L'association d'un inhibiteur du CYP et de la warfarine expose le patient à un risque majeur d'hémorragie. En bloquant les enzymes du foie chargées de métaboliser l'anticoagulant, le traitement augmente l'effet de la warfarine et fluidifie le sang à un niveau dangereux lors d'une opération.

La combinaison du lithium ou du magnésium avec des curares (bloqueurs neuromusculaires) provoque une prolongation inattendue de la paralysie musculaire. Cela rend le réveil respiratoire plus complexe et nécessite une surveillance accrue en salle de réveil.

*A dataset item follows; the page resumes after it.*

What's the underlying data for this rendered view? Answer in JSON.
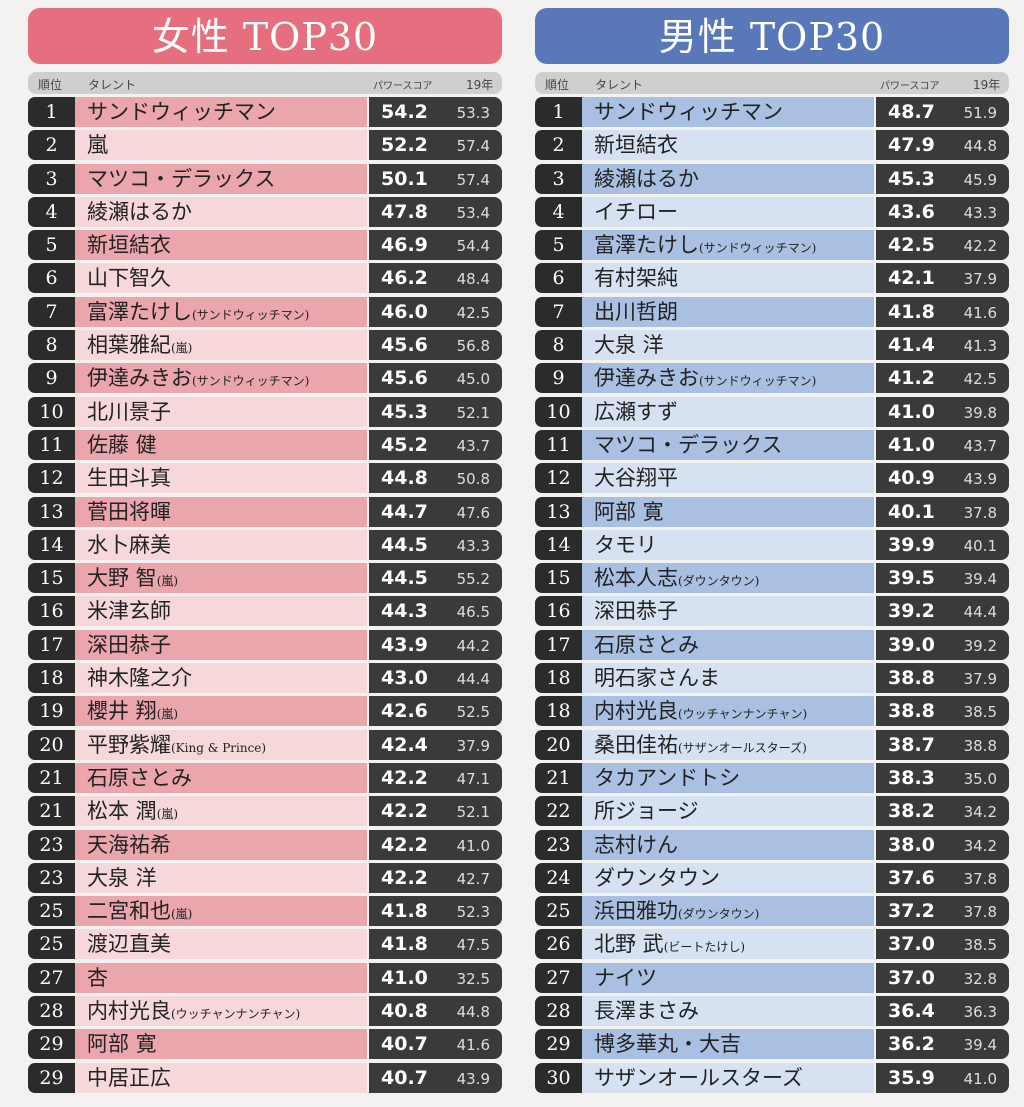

L'association d'une statine et d'un macrolide (une classe d'antibiotiques) peut entraîner une rhabdomyolyse, soit une destruction rapide et sévère des cellules musculaires qui surcharge gravement les reins.

Pour prévenir ces urgences, l'équipe d'anesthésie doit ajuster, suspendre ou remplacer certains médicaments plusieurs jours avant l'opération. N'interrompez jamais un traitement de votre propre initiative, mais signalez rigoureusement chaque molécule à votre médecin lors de la consultation d'anesthésie.